Si la lecture d’un roman historique constitue une première rencontre possible avec l’Histoire (le travail de l’auteur rendrait des évènements historiques accessibles à des élèves de cycle 3 en les plongeant dans un univers fictif au coeur de l’histoire), la prise de conscience des éléments historiques présents dans le roman et leur insertion dans un récit en français est une difficulté pour les élèves mais contribueraient à la construction de connaissances historiques. Nous avons relevé que les récits produits dans notre corpus observé ne présentent pas de signe tangible d’une véritable distanciation des évènements historiques pour l’historien, cependant la richesse du vocabulaire utilisé, l’absence d’anachronisme et les éléments historiques présents montrent l’intérêt d’une lecture longue qui immerge les élèves dans un univers historique.

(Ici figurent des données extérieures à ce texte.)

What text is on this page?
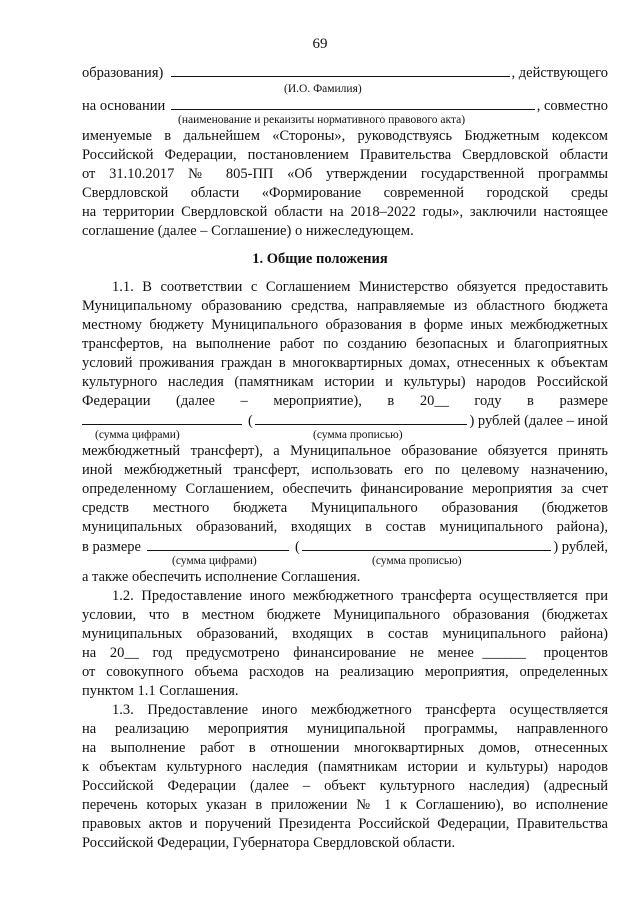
69
образования)	, действующего
(И.О. Фамилия)
на основании	, совместно
(наименование и рекаизиты нормативного правового акта)
именуемые в дальнейшем «Стороны», руководствуясь Бюджетным кодексом
Российской Федерации, постановлением Правительства Свердловской области
от 31.10.2017 № 805-ПП «Об утверждении государственной программы
Свердловской области «Формирование современной городской среды
на территории Свердловской области на 2018–2022 годы», заключили настоящее
соглашение (далее – Соглашение) о нижеследующем.
1. Общие положения
1.1. В соответствии с Соглашением Министерство обязуется предоставить
Муниципальному образованию средства, направляемые из областного бюджета
местному бюджету Муниципального образования в форме иных межбюджетных
трансфертов, на выполнение работ по созданию безопасных и благоприятных
условий проживания граждан в многоквартирных домах, отнесенных к объектам
культурного наследия (памятникам истории и культуры) народов Российской
Федерации (далее – мероприятие), в 20__ году в размере
(	) рублей (далее – иной
(сумма цифрами)	(сумма прописью)
межбюджетный трансферт), а Муниципальное образование обязуется принять
иной межбюджетный трансферт, использовать его по целевому назначению,
определенному Соглашением, обеспечить финансирование мероприятия за счет
средств местного бюджета Муниципального образования (бюджетов
муниципальных образований, входящих в состав муниципального района),
в размере	(	) рублей,
(сумма цифрами)	(сумма прописью)
а также обеспечить исполнение Соглашения.
1.2. Предоставление иного межбюджетного трансферта осуществляется при
условии, что в местном бюджете Муниципального образования (бюджетах
муниципальных образований, входящих в состав муниципального района)
на 20__ год предусмотрено финансирование не менее ______ процентов
от совокупного объема расходов на реализацию мероприятия, определенных
пунктом 1.1 Соглашения.
1.3. Предоставление иного межбюджетного трансферта осуществляется
на реализацию мероприятия муниципальной программы, направленного
на выполнение работ в отношении многоквартирных домов, отнесенных
к объектам культурного наследия (памятникам истории и культуры) народов
Российской Федерации (далее – объект культурного наследия) (адресный
перечень которых указан в приложении № 1 к Соглашению), во исполнение
правовых актов и поручений Президента Российской Федерации, Правительства
Российской Федерации, Губернатора Свердловской области.
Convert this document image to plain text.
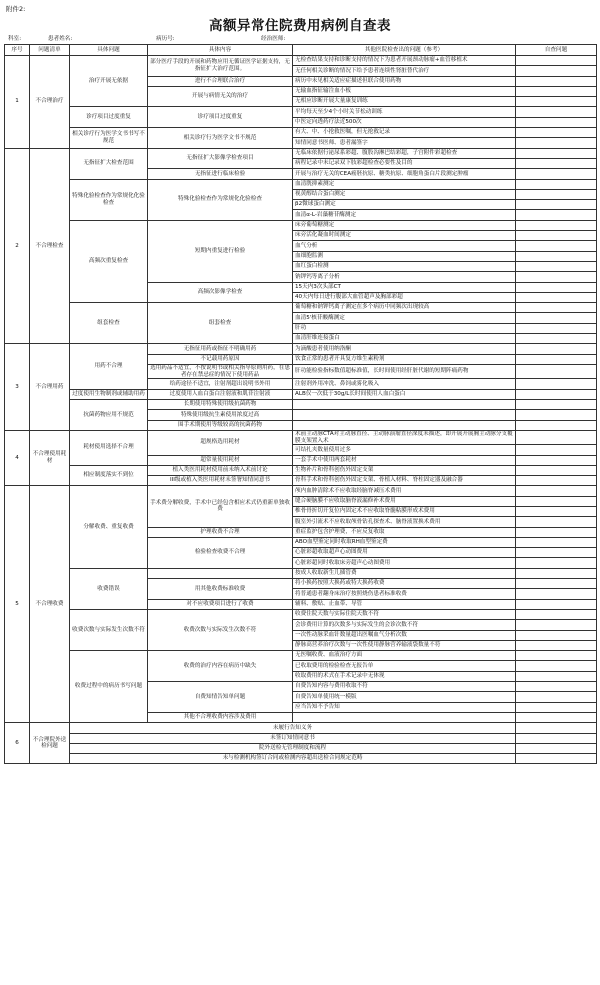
附件2:
高额异常住院费用病例自查表
科室:	患者姓名:	病历号:	经治医师:
序号	问题清单	具体问题	具体内容	其他医院检查出的问题（参考）	自查问题
1	不合理治疗	治疗开展无依据	部分医疗手段的开展和药物应用无循证医学证据支持，无指征扩大治疗范围。	无检查结果支持和诊断支持的情况下为患者开展颈动脉瘤+血管移植术	
				无任何相关诊断的情况下给予患者连续性肾脏替代治疗	
			进行不合理联合治疗	病历中未见相关适应症描述但联合使用药物	
			开展与病情无关的治疗	无输血指征输注血小板	
				无相应诊断开展大量康复训练	
		诊疗项目过度重复	诊疗项目过度重复	平均每天至少4个小时关节松动训练	
				中医定向透药疗法近500次	
		相关诊疗行为医学文书书写不规范	相关诊疗行为医学文书不规范	有大、中、小抢救医嘱，但无抢救记录	
				知情同意书医师、患者漏签字	
2	不合理检查	无指征扩大检查范围	无指征扩大影像学检查项目	无临床依据行泌尿系彩超、腹股沟淋巴结彩超，子宫附件彩超检查	
				病程记录中未记录双下肢彩超检查必要性及目的	
			无指征进行临床检验	开展与治疗无关的CEA癌胚抗原、糖类抗原、细胞角蛋白片段测定肿瘤	
		特殊化验检查作为常规化化验检查	特殊化验检查作为常规化化验检查	血清胱抑素测定	
				视黄醇结合蛋白测定	
				β2微球蛋白测定	
				血清α-L-岩藻糖苷酶测定	
		高频次重复检查	短期内重复进行检验	床旁葡萄糖测定	
				床旁活化凝血时间测定	
				血气分析	
				血细胞监测	
				血红蛋白检测	
				钠钾钙等离子分析	
			高频次影像学检查	15天内3次头部CT	
				40天内每日进行腹部大血管超声及胸部彩超	
		组套检查	组套检查	葡萄糖和钠钾钙离子测定在多个病历中同频次出现较高	
				血清5'核苷酸酶测定	
				肝功	
				血清肝维连接蛋白	
3	不合理用药	用药不合理	无指征用药或指征不明确用药	为滴酸患者使用纳洛酮	
			不记载用药原因	饮食正常的患者开具复方维生素粉剂	
			选用药品不适宜，不按说明书或相关指导原则用药，在患者存在禁忌症的情况下使用药品	肝功能检验指标数值超标准值，长时间使用经肝脏代谢的短期阵痛药物	
			给药途径不适宜，注射剂超出说明书外用	注射剂外用冲洗、鼻饲或雾化吸入	
		过度使用生物制剂或辅助用药	过度使用人血白蛋白注射液和肌苷注射液	ALB仅一次低于30g/L长时间使用人血白蛋白	
		抗菌药物应用不规范	长期使用特殊使用级抗菌药物		
			特殊使用级抗生素使用浓度过高		
			围手术期使用等级较高的抗菌药物		
4	不合理使用耗材	耗材使用选择不合理	超规格选用耗材	术前主动脉CTA对主动脉直径、主动脉演瘤直径深度未描述，即开展开展胸主动脉分支覆膜支架置入术	
				可结扎夹数量使用过多	
			超常量使用耗材	一套手术中使用两套耗材	
		相应制度落实不到位	植入类医用耗材使用前未纳入术前讨论	生物补片和骨科创伤外固定支架	
			III级或植入类医用耗材未签署知情同意书	骨科手术和骨科创伤外固定支架、骨植入材料、脊柱固定器及融合器	
5	不合理收费	分解收费、重复收费	手术费分解收费，手术中已经包含相应术式仍重新单独收费	颅内血肿清除术不应收取经脑脊减压术费用	
				缝合硬脑膜不应收取脑脊液漏修补术费用	
				椎骨骨折切开复位内固定术不应收取脊髓粘膜形成术费用	
				腹室外引流术不应收取颅骨钻孔探查术、脑脊液置换术费用	
			护理收费不合理	重症监护包含护理费，不应反复收取	
			检验检查收费不合理	ABO血型鉴定同时收取RH血型鉴定费	
				心脏彩超收取超声心动图费用	
				心脏彩超同时收取床旁超声心动图费用	
		收费错误		按成人收取新生儿插管费	
			用其他收费标准收费	将小换药按照大换药或特大换药收费	
				将普通患者翻身床治疗按照烧伤患者标准收费	
			对不应收费项目进行了收费	辅料、敷贴、止血带、导管	
		收费次数与实际发生次数不符	收费次数与实际发生次数不符	收费住院天数与实际住院天数不符	
				会诊费用计算的次数多与实际发生的会诊次数不符	
				一次性动脉采血针数量超出医嘱血气分析次数	
				静脉高营养治疗次数与一次性使用静脉营养输液袋数量不符	
		收费过程中的病历书写问题	收费的治疗内容在病历中缺失	无医嘱收费、血液治疗方面	
				已收取费用的检验检查无报告单	
				收取费用的术式在手术记录中无体现	
			自费知情告知单问题	自费告知内容与费用收取不符	
				自费告知单使用统一模版	
				应当告知不予告知	
			其他不合理收费内容涉及费用		
6	不合理院外送检问题	未履行告知义务			
		未签订知情同意书			
		院外送检无管理制度和流程			
		未与检测机构签订合同或检测内容超出送检合同规定范畴			
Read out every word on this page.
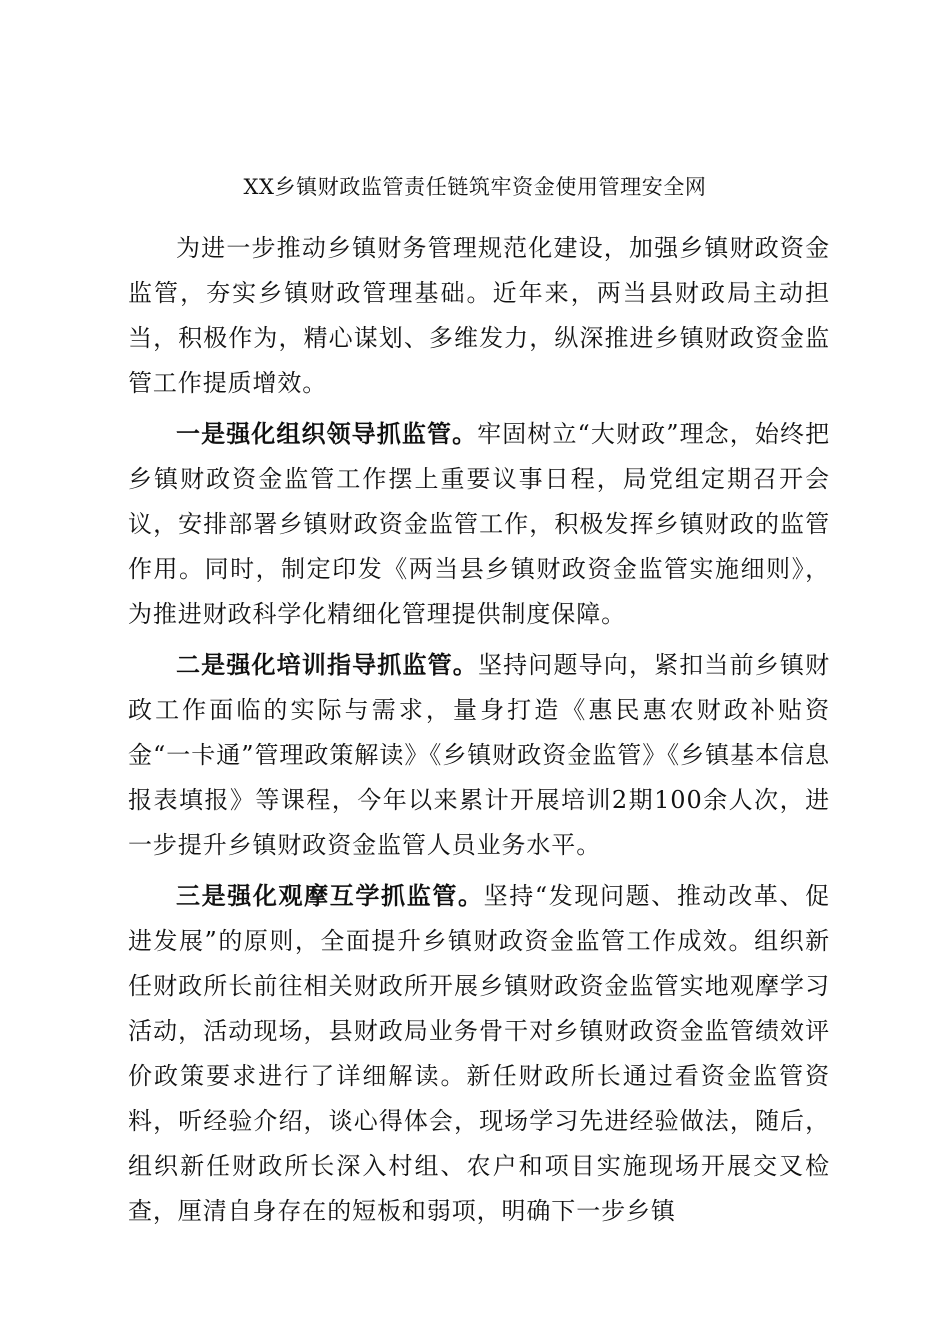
XX乡镇财政监管责任链筑牢资金使用管理安全网

为进一步推动乡镇财务管理规范化建设，加强乡镇财政资金监管，夯实乡镇财政管理基础。近年来，两当县财政局主动担当，积极作为，精心谋划、多维发力，纵深推进乡镇财政资金监管工作提质增效。

一是强化组织领导抓监管。牢固树立“大财政”理念，始终把乡镇财政资金监管工作摆上重要议事日程，局党组定期召开会议，安排部署乡镇财政资金监管工作，积极发挥乡镇财政的监管作用。同时，制定印发《两当县乡镇财政资金监管实施细则》，为推进财政科学化精细化管理提供制度保障。

二是强化培训指导抓监管。坚持问题导向，紧扣当前乡镇财政工作面临的实际与需求，量身打造《惠民惠农财政补贴资金“一卡通”管理政策解读》《乡镇财政资金监管》《乡镇基本信息报表填报》等课程，今年以来累计开展培训2期100余人次，进一步提升乡镇财政资金监管人员业务水平。

三是强化观摩互学抓监管。坚持“发现问题、推动改革、促进发展”的原则，全面提升乡镇财政资金监管工作成效。组织新任财政所长前往相关财政所开展乡镇财政资金监管实地观摩学习活动，活动现场，县财政局业务骨干对乡镇财政资金监管绩效评价政策要求进行了详细解读。新任财政所长通过看资金监管资料，听经验介绍，谈心得体会，现场学习先进经验做法，随后，组织新任财政所长深入村组、农户和项目实施现场开展交叉检查，厘清自身存在的短板和弱项，明确下一步乡镇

Il nous a fallu élargir notre connaissance sur les rapports en classe de cycle 3 entre littérature et Histoire et pour cela Claude Beucher-Marsal et Virginie Abiven-Romagny d’une part et Florence Charles et Fabienne Moysan ont mené des recherches sur la construction d’un personnage historique au sein de romans de littérature jeunesse. Nous avons voulu cerner les obstacles à l’écriture de récits historiques en classe de français après la lecture d’un roman centré sur un personnage historique : Aliénor d’Aquitaine à l’école primaire ou Alexandre le Grand au collège.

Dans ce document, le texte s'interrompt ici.